High Resolution Anoscopy

High Resolution Anoscopy (HRA) is designed to detect pre-cancer, anal dysplasia, of the anal canal. The procedure is very similar to cervical colposcopy, which has been very successful in decreasing the incidence of cervical cancer.

How is an HRA Procedure Performed? 

HRA involves inserting a small plastic scope in the anal canal and inspecting the mucosa under high magnification. Early changes of HPV infection can be seen and diagnosed before they become cancerous. During the procedure you will be lying on a table. The provider places a small clear plastic tube called an anoscope in your rectum. The provider will look through a magnifying scope at the inside of your rectum. The provider will then use white vinegar to make anything abnormal stand out. Usually iodine is used a bit later to help the provider tell abnormal from normal.  At the end of the procedure the provider will take a very small biopsy of abnormal areas to send to the lab. This is the only way to tell for sure what is pre-cancer and what is not. You should not feel the biopsies at all.

Is the HRA Procedure Painful?

The procedure is not painful. Much like the Pap smear in women, the procedure is not comfortable but is not usually described as painful. The scope does produce a sensation of pressure when it is inserted. If patients are anxious, then they should bring a driver so that a mild sedative can be given beforehand at the clinic. The actual procedure itself is about 10-30 minutes, but the waiting time is usually at least an hour.  

After the procedure there is typically some mild soreness. If biopsies are taken then there may be some mild bleeding (usually just spots of blood on toilet paper), this goes away in a few days.

Is There Any Preparation I Should Undergo Before an HRA?

There is no preparation before the procedure. Please avoid enemas or anything to “clean out” the anal canal as that may wash away cells that we need to collect. Avoid placing anything in your anal canal for 24 hours prior to the procedure. If you need to use the restroom, do so immediately before the procedure (one is available in the clinic). Most people are worried about having a bowel movement during the procedure, but due to normal anal anatomy that essentially never happens.

Do I Need an HRA?

The HRA procedure is used to diagnose and treat anal dysplasia before it becomes cancerous. Anal dysplasia comes from HPV, a sexually transmitted virus that affects virtually everyone who has ever been sexually active. Fortunately, anal cancer is rare in the general population. Groups with a higher anal cancer incidence include:

  • Men and women who are HIV positive.
  • Men who have sex with men, HIV positive and HIV negative
  • People with a suppressed immune system, even if HIV negative

If any of the above descriptions fit you then you may want to consider HRA.

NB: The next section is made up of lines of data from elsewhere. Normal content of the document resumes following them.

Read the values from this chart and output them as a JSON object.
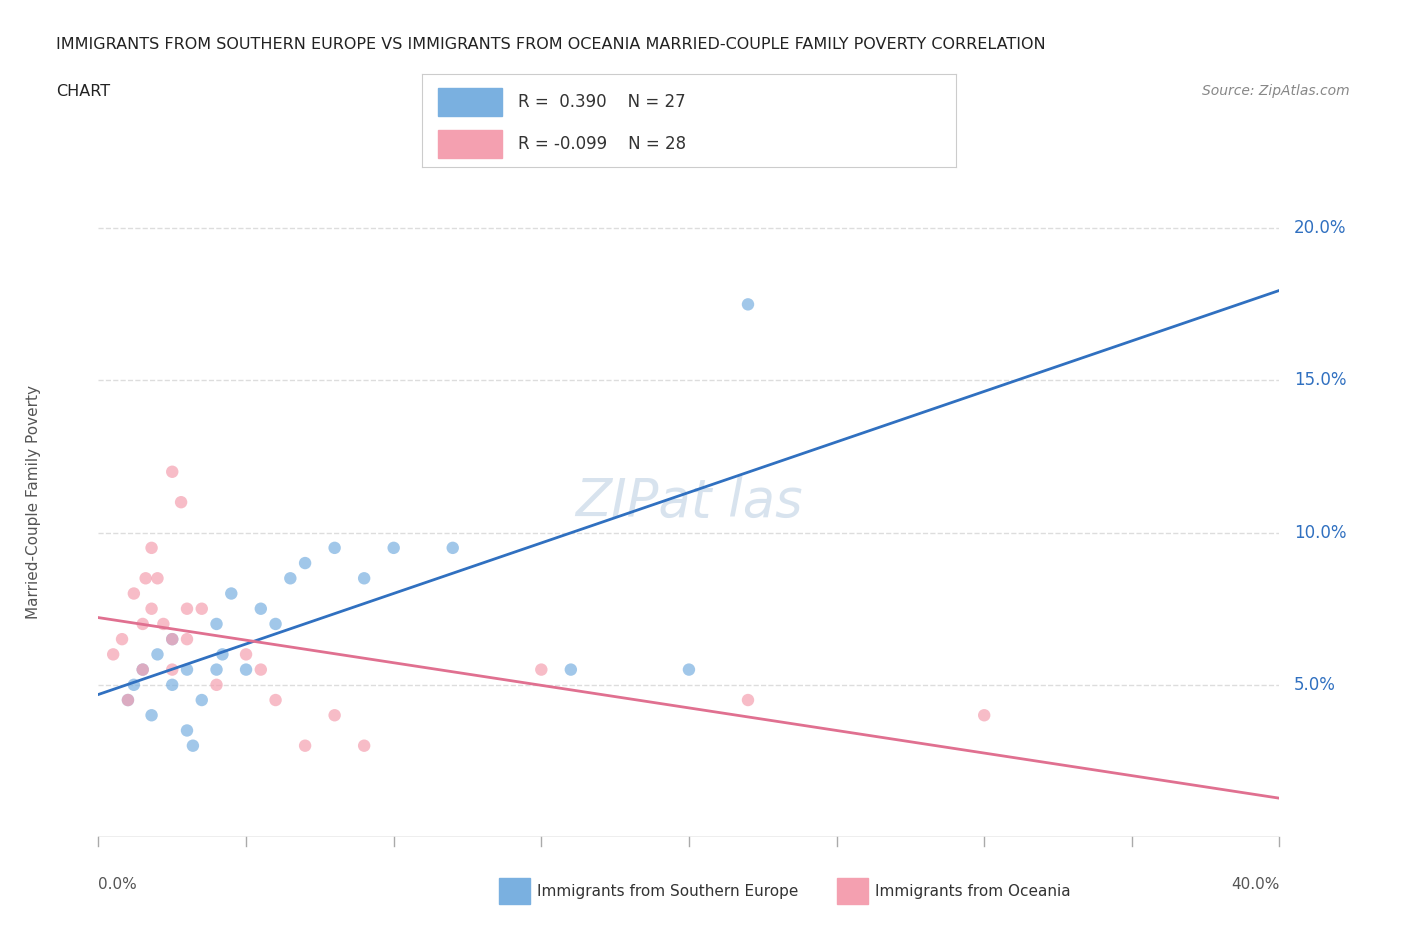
{
  "title_line1": "IMMIGRANTS FROM SOUTHERN EUROPE VS IMMIGRANTS FROM OCEANIA MARRIED-COUPLE FAMILY POVERTY CORRELATION",
  "title_line2": "CHART",
  "source": "Source: ZipAtlas.com",
  "ylabel": "Married-Couple Family Poverty",
  "yticks": [
    0.0,
    0.05,
    0.1,
    0.15,
    0.2
  ],
  "ytick_labels": [
    "",
    "5.0%",
    "10.0%",
    "15.0%",
    "20.0%"
  ],
  "xmin": 0.0,
  "xmax": 0.4,
  "ymin": 0.0,
  "ymax": 0.22,
  "legend_blue_r": "R =  0.390",
  "legend_blue_n": "N = 27",
  "legend_pink_r": "R = -0.099",
  "legend_pink_n": "N = 28",
  "blue_color": "#7ab0e0",
  "pink_color": "#f4a0b0",
  "blue_line_color": "#3070c0",
  "pink_line_color": "#e07090",
  "blue_scatter": [
    [
      0.01,
      0.045
    ],
    [
      0.012,
      0.05
    ],
    [
      0.015,
      0.055
    ],
    [
      0.018,
      0.04
    ],
    [
      0.02,
      0.06
    ],
    [
      0.025,
      0.05
    ],
    [
      0.025,
      0.065
    ],
    [
      0.03,
      0.055
    ],
    [
      0.03,
      0.035
    ],
    [
      0.032,
      0.03
    ],
    [
      0.035,
      0.045
    ],
    [
      0.04,
      0.055
    ],
    [
      0.04,
      0.07
    ],
    [
      0.042,
      0.06
    ],
    [
      0.045,
      0.08
    ],
    [
      0.05,
      0.055
    ],
    [
      0.055,
      0.075
    ],
    [
      0.06,
      0.07
    ],
    [
      0.065,
      0.085
    ],
    [
      0.07,
      0.09
    ],
    [
      0.08,
      0.095
    ],
    [
      0.09,
      0.085
    ],
    [
      0.1,
      0.095
    ],
    [
      0.12,
      0.095
    ],
    [
      0.16,
      0.055
    ],
    [
      0.2,
      0.055
    ],
    [
      0.22,
      0.175
    ]
  ],
  "pink_scatter": [
    [
      0.005,
      0.06
    ],
    [
      0.008,
      0.065
    ],
    [
      0.01,
      0.045
    ],
    [
      0.012,
      0.08
    ],
    [
      0.015,
      0.055
    ],
    [
      0.015,
      0.07
    ],
    [
      0.016,
      0.085
    ],
    [
      0.018,
      0.095
    ],
    [
      0.018,
      0.075
    ],
    [
      0.02,
      0.085
    ],
    [
      0.022,
      0.07
    ],
    [
      0.025,
      0.065
    ],
    [
      0.025,
      0.055
    ],
    [
      0.025,
      0.12
    ],
    [
      0.028,
      0.11
    ],
    [
      0.03,
      0.075
    ],
    [
      0.03,
      0.065
    ],
    [
      0.035,
      0.075
    ],
    [
      0.04,
      0.05
    ],
    [
      0.05,
      0.06
    ],
    [
      0.055,
      0.055
    ],
    [
      0.06,
      0.045
    ],
    [
      0.07,
      0.03
    ],
    [
      0.08,
      0.04
    ],
    [
      0.09,
      0.03
    ],
    [
      0.15,
      0.055
    ],
    [
      0.22,
      0.045
    ],
    [
      0.3,
      0.04
    ]
  ],
  "background_color": "#ffffff",
  "grid_color": "#dddddd",
  "scatter_size": 80,
  "scatter_alpha": 0.7
}
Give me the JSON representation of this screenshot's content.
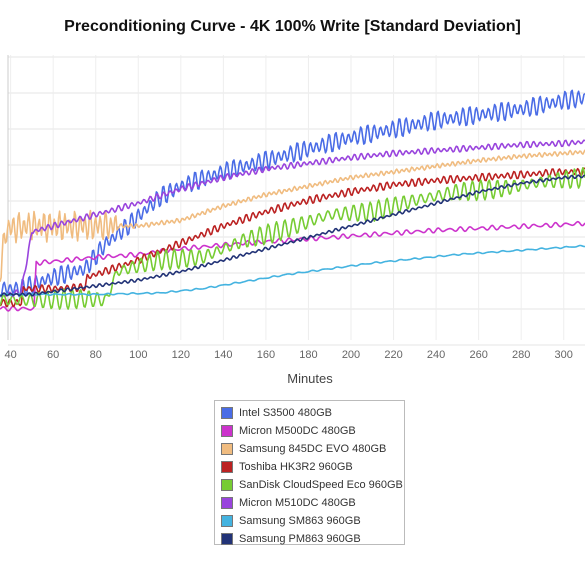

I’ve Had a Colonoscopy or Flexible Sigmoidoscopy, Do I Still Need an HRA?

The procedures are different and one does not take the place of the other. Colonoscopy and flexible sigmoidoscopy is used to diagnosed and prevent colon cancer. It involves a scope going several feet into the colon and minimal magnification. HRA is used to diagnosed and prevent anal cancer, which only involves the last few inches of the rectum. The scope only goes a few inches in and there is very high magnification.   

What is Hyfrecation?

Hyfrecation is a technique used to treat anal dysplasia and condyloma (warts). Hyfrecation involves using an electric current to destroy abnormal tissue (electrocautery). The procedure is very similar to HRA. Typically the provider uses a numbing injection (such as lidocaine) so that you will not feel the burning. Recovering afterwards takes a bit longer than a regular HRA procedure, but your provider will provide medications and instructions afterwards to help.